There are several versions of this album, including one containing alternate takes of two tracks. In the Riverside box set (very expensive but highly recommended for those unfamiliar with the artist), there are three more takes from this session: “Cariba”, “Born to be blue”, and “Blue ‘n’ boogie”. It’s worth getting the album with the alternate takes because in every performance, Wes reveals hidden treasures and precise jewels of his great musician's mind. Wes, brother of Buddy, a gritty and sanguine pianist sought after as a partner by George Shearing, Wes brother of Monk, the world's first bassist to play the solid body Fender Precision bass in an orchestra (Lionel Hampton): “Turn it up, Monk, turn it up, for crying out loud.... In the end, he remains the most famous of the three and the interpreter of an entirely new school of guitar technique that has made followers.

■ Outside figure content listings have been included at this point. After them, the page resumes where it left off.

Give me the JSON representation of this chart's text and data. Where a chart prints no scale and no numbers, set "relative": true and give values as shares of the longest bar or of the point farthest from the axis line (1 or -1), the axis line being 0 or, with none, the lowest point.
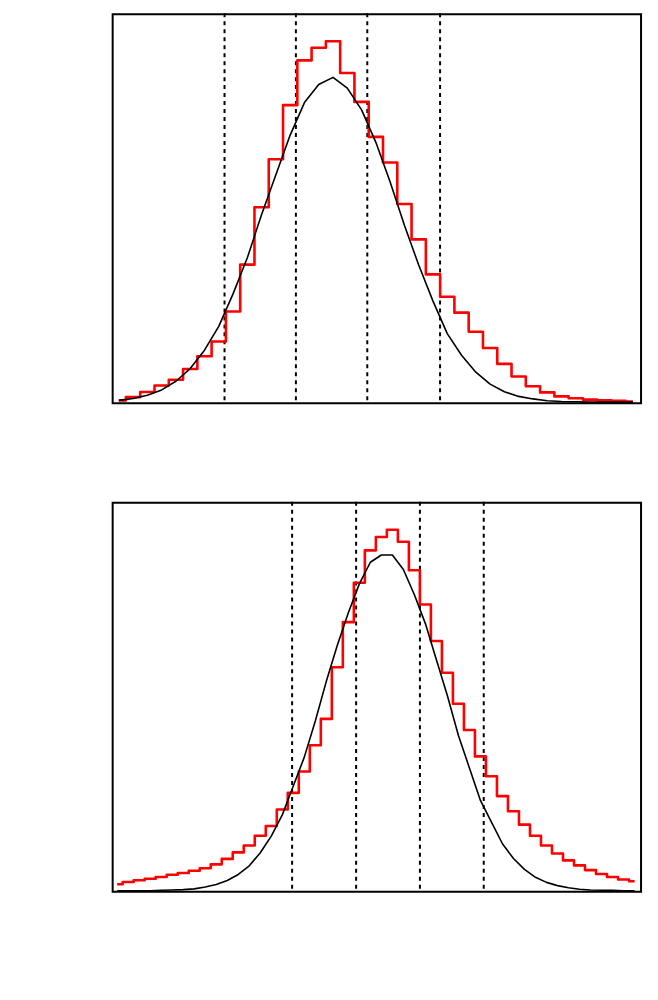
{
  "chart_data": [
    {
      "type": "line",
      "relative": true,
      "categories": [
        null,
        null,
        null,
        null,
        null,
        null,
        null,
        null,
        null,
        null,
        null,
        null,
        null,
        null,
        null,
        null,
        null,
        null,
        null,
        null,
        null,
        null,
        null,
        null,
        null,
        null,
        null,
        null,
        null,
        null,
        null,
        null,
        null,
        null,
        null,
        null,
        null
      ],
      "series": [
        {
          "type": "step",
          "color": "#ff0000",
          "values": [
            0.005,
            0.014,
            0.028,
            0.046,
            0.062,
            0.092,
            0.127,
            0.168,
            0.251,
            0.381,
            0.54,
            0.673,
            0.823,
            0.947,
            0.982,
            1.0,
            0.912,
            0.832,
            0.735,
            0.664,
            0.549,
            0.451,
            0.354,
            0.292,
            0.248,
            0.195,
            0.15,
            0.106,
            0.071,
            0.044,
            0.027,
            0.016,
            0.011,
            0.007,
            0.005,
            0.004,
            0.002
          ]
        },
        {
          "type": "line",
          "color": "#000000",
          "values": [
            0.005,
            0.01,
            0.019,
            0.034,
            0.058,
            0.093,
            0.144,
            0.21,
            0.3,
            0.4,
            0.52,
            0.63,
            0.74,
            0.83,
            0.88,
            0.9,
            0.87,
            0.81,
            0.72,
            0.61,
            0.49,
            0.38,
            0.28,
            0.19,
            0.13,
            0.083,
            0.05,
            0.029,
            0.016,
            0.009,
            0.004,
            0.002,
            0.001,
            0,
            0,
            0,
            0
          ]
        }
      ]
    },
    {
      "type": "line",
      "relative": true,
      "categories": [
        null,
        null,
        null,
        null,
        null,
        null,
        null,
        null,
        null,
        null,
        null,
        null,
        null,
        null,
        null,
        null,
        null,
        null,
        null,
        null,
        null,
        null,
        null,
        null,
        null,
        null,
        null,
        null,
        null,
        null,
        null,
        null,
        null,
        null,
        null,
        null,
        null,
        null,
        null,
        null,
        null,
        null,
        null,
        null,
        null,
        null,
        null,
        null
      ],
      "series": [
        {
          "type": "step",
          "color": "#ff0000",
          "values": [
            0.018,
            0.024,
            0.029,
            0.033,
            0.038,
            0.044,
            0.049,
            0.055,
            0.062,
            0.073,
            0.088,
            0.106,
            0.125,
            0.152,
            0.179,
            0.225,
            0.271,
            0.33,
            0.403,
            0.476,
            0.619,
            0.744,
            0.853,
            0.943,
            0.98,
            1.0,
            0.967,
            0.888,
            0.793,
            0.692,
            0.604,
            0.518,
            0.445,
            0.372,
            0.317,
            0.262,
            0.22,
            0.183,
            0.152,
            0.125,
            0.103,
            0.084,
            0.07,
            0.057,
            0.046,
            0.038,
            0.031,
            0.026
          ]
        },
        {
          "type": "line",
          "color": "#000000",
          "values": [
            0,
            0,
            0,
            0,
            0.001,
            0.002,
            0.003,
            0.005,
            0.01,
            0.017,
            0.028,
            0.045,
            0.069,
            0.105,
            0.151,
            0.21,
            0.29,
            0.37,
            0.47,
            0.58,
            0.68,
            0.77,
            0.85,
            0.91,
            0.93,
            0.93,
            0.89,
            0.82,
            0.74,
            0.64,
            0.54,
            0.43,
            0.34,
            0.25,
            0.19,
            0.13,
            0.089,
            0.059,
            0.037,
            0.023,
            0.014,
            0.008,
            0.004,
            0.002,
            0.001,
            0.001,
            0,
            0
          ]
        }
      ]
    }
  ]
}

Both this album and the live at the Half Note are two shining examples of how to entertain people and simultaneously raise the bar of jazz art and future guitar technique by a good twenty centimeters in just a couple of nights recorded on tape in '62! But don't worry: you can also whistle along while shaving in the morning. It's not forbidden; it’s merely opposed and ridiculed by the children, who, as we know, act out of stubbornness. Ears that will never understand. Perhaps. From the new generation, I personally have only a couple of nephews on the right track; one of them is eighteen and asks me “...uncle, can you copy this and that...” and plays in a band doing covers of Lynyrd Skynyrd, Yes, and Genesis!!! Better than a lot of plastic rubbish around. He'll make it...
The tracks:
If you have doubts about how to invest a bit of euros and want something that pleases the ear and is also perfect from a qualitative point of view, both for instrumental technique and for homogeneous compactness and group proposal, this album may be the temporary solution to the dilemma. For about two days. In a few days, I'm heading to the sea, guys, and if I don't drown, we'll hear from each other in July; I’m packing... Geoff Keezer, Ben Allison, a bit of Evans, Jarrett, and then something Italian: Bersani, Fossati, and... Raf (yes, Raf! Don’t break my balls too, as I already have to endure the mockery of friends!!!) all on an old CD player that seems now out of fashion and replaced by these damn MP3s. However, this “bible” of guitar and school of good jazz taste which is "Full House" I'm definitely taking it along, to fill the house with music.